Forget about ports 137, 138 and 139. SMB/CIFS only needs TCP/445. Ports 137, 138 and 139 were used by Windows 9x, from Windows 2000 onward it only used TCP/445.

Thanks, I'll remove the 137/138/139 ports once I've got the script to a point that everything is actually working.

There's no rule allowing incoming ICMP. You have a default block all, so nothing is going to respond to an incoming ICMP echo request.

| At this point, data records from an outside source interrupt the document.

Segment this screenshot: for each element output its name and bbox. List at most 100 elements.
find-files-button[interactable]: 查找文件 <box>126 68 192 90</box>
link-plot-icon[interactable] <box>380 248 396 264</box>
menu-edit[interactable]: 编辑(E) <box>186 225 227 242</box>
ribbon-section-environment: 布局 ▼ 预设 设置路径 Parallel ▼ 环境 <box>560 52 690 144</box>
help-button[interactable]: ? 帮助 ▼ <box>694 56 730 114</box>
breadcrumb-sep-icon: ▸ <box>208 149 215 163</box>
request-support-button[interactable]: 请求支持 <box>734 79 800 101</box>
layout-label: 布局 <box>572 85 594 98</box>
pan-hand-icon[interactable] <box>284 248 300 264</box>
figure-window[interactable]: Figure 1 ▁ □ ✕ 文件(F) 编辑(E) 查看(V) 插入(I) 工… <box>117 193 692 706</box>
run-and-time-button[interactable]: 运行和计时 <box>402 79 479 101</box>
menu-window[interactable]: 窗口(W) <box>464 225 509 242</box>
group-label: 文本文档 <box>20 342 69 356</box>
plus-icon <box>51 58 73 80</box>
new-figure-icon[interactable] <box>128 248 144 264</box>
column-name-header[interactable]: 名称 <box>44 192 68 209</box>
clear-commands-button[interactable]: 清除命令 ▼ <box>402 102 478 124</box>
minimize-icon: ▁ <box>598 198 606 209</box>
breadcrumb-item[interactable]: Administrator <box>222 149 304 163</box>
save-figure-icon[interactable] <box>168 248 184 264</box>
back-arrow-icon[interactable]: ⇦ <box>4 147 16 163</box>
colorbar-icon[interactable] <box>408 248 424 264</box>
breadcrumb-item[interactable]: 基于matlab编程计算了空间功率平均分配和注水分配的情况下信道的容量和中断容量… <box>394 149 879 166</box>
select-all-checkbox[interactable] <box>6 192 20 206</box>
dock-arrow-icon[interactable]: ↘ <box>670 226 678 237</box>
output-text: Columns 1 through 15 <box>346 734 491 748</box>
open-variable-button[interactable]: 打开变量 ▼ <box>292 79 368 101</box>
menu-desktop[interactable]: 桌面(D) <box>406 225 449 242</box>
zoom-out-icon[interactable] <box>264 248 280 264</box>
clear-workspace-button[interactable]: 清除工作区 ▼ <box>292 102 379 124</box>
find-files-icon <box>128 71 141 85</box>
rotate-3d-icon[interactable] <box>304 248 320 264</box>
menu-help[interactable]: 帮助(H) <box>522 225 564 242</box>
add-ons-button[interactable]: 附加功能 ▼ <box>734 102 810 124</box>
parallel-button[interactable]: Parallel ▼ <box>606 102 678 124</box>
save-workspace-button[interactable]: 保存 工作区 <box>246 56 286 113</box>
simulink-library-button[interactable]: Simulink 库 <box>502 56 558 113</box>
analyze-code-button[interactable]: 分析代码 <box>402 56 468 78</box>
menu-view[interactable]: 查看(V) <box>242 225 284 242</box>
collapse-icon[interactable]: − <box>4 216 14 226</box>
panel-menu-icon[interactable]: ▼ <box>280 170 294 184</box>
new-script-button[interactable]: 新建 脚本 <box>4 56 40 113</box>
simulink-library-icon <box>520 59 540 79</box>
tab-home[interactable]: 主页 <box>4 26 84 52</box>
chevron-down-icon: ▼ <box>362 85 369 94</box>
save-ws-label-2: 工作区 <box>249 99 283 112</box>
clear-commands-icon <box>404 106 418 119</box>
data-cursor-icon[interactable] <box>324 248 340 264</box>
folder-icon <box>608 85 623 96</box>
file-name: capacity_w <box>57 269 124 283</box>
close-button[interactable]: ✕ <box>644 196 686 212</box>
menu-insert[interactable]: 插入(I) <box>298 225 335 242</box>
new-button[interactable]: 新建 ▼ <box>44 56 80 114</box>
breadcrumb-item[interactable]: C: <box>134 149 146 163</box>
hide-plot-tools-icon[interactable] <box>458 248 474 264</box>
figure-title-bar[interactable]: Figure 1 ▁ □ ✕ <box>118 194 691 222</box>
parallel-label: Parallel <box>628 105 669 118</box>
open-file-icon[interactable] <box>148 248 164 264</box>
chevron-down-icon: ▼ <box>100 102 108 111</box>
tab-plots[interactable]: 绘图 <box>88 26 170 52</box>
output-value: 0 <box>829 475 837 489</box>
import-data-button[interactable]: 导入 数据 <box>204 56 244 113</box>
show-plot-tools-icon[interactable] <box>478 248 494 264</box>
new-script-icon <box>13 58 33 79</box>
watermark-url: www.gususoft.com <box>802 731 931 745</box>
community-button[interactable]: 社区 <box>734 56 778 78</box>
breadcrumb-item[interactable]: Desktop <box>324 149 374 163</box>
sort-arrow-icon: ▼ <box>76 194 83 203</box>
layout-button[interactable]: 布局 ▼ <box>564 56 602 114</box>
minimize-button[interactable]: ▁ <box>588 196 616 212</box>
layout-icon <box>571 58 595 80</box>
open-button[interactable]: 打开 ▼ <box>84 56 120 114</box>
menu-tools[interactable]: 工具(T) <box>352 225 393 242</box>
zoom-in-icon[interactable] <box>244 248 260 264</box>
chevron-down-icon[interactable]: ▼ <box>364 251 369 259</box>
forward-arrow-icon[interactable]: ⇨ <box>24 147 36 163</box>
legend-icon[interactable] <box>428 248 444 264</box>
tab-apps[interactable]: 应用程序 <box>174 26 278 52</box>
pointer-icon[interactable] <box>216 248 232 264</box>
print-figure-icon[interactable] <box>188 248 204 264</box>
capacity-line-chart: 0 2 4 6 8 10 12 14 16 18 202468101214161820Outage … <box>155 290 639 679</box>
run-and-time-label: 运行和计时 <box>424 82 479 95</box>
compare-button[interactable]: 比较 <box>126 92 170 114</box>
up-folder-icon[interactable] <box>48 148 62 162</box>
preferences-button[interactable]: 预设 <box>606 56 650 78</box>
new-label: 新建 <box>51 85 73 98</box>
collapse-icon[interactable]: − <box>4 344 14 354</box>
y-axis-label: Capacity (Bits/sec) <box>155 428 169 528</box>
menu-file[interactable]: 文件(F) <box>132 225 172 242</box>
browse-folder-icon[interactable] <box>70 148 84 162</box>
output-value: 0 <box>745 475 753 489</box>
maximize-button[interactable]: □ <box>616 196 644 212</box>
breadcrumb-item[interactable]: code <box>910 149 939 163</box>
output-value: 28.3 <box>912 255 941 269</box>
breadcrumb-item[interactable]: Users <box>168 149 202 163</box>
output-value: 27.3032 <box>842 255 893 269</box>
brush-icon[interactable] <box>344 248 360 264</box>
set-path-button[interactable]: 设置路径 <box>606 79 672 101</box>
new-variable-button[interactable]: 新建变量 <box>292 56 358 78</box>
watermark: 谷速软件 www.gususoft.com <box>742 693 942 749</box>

There was originally but it wasn't making a difference in behavior so I removed it. Though I will go ahead and add them to the script and reload the rules, and update the above post with those added.

 

[puppydog]

Playing with it some more, I removed the default block option and noticed that the block in log to $samba_jail rule isn't actually blocking anything. I verified the IP on the jail and the actual rule using pfctl -s rules several times to make sure there was no fatfingering, but it all looks correct.

The only explanation I can think of is that this might be due to the fact that I set all my jail IPs by just assigning an IP in /etc/jail.conf and there are no vnets or anything, and maybe that's confusing pf somehow. Is that possible?